Voltando ao filme, O Discurso tem, por conseqüência, uma temática que traz à tona questões muito sérias e conscientes da relação entre o povo e seu governante e também do peso que a exposição traz às pessoas.

Sobre o filme, ainda, que arrebatou três oscars, incluindo direção (Tom Hooper) e ator (Colin Firth, o eterno e impecável Mr. Darcy) e roteiro original, para David Seidler, acho que Rush merecia o Oscar de coadjuvante. Porém, não vi a atuação de Christian Bale, o favorito da noite. Reparei muito na estética azulada do filme, bem condizente com a foggy britânica, e também na fotografia fantástica do consultório de Logue.

O Discurso do Rei é um filme, como eu disse, sublime. E posso garantir que não tem quem não goste.

quinta-feira, 17 de fevereiro de 2011

Inverno da alma (Winter's bone)


Inverno da Alma é um dos filmes concorrentes ao Oscar, que você vê que faz parte daquele seleto grupo de películas que são independentes, mas fazem um contrapeso à falta de filmes com roteiros fortes e atuações idem no Oscar.Pois é, a premiação já foi uma referência para o cinema, mas hoje em dia parece que a crise no cinema americano está abrindo espaço para os festivais independentes, como o Sundance, e às premiações europeias, como Cannes e Berlim.

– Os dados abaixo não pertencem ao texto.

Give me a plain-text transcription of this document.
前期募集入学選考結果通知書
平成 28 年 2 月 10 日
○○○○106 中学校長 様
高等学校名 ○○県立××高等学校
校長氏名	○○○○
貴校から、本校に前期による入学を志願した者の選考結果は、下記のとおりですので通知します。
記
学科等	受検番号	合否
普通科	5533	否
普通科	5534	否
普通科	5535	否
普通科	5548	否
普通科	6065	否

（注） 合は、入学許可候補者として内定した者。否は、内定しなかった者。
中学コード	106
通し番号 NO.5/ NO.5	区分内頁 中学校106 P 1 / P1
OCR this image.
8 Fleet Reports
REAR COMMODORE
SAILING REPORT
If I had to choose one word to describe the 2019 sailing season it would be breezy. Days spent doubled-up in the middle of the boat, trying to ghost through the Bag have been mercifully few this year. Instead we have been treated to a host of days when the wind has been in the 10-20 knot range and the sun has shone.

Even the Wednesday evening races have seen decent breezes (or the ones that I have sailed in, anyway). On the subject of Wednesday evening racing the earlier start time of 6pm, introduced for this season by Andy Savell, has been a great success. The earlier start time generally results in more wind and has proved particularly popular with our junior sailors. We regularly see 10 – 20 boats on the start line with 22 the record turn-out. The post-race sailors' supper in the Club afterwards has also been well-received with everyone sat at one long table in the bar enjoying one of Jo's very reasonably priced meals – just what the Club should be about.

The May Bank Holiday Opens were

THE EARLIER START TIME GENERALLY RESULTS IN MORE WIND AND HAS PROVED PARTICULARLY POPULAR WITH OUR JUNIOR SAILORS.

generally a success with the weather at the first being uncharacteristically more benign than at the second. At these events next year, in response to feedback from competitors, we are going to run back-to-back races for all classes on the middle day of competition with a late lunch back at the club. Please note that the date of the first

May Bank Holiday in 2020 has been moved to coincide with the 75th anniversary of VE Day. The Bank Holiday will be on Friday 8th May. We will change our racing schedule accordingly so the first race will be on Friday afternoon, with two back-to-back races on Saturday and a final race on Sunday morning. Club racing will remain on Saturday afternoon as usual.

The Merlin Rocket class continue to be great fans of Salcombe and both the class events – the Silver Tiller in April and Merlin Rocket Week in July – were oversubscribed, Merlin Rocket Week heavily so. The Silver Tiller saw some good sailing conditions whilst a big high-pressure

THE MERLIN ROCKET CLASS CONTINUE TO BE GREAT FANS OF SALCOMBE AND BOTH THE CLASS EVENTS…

A história de Inverno da Alma é impactante, e aquilo que mais chama atenção logo de início é a caracterização da vida e do local onde moram a personagem principal e sua família, Ree Dolly (Jennifer Lawrence, jovem atriz e já indicada ao Oscar e outros inúmeros prêmios). Ree, seus dois irmãos pequenos e sua mãe que sofre de uma doença mental vivem nas montanhas Ozark, no Missouri, em uma região muito, muito pobre, muito, muito fria e esquecida no meio-oeste americano. Com o pai na prisão por tráfico, eles vivem comendo esquilos e veados de caça, sem eletricidade, e têm apenas as montanhas e sua madeira para salvá-los do frio. Jennifer Lawrence se despe de qualquer vaidade para fazer o suspense, que retrata ela, e somente ela, na busca de seu pai para não perder a casa onde vivem - e a única forma se sobrevivência que conhece.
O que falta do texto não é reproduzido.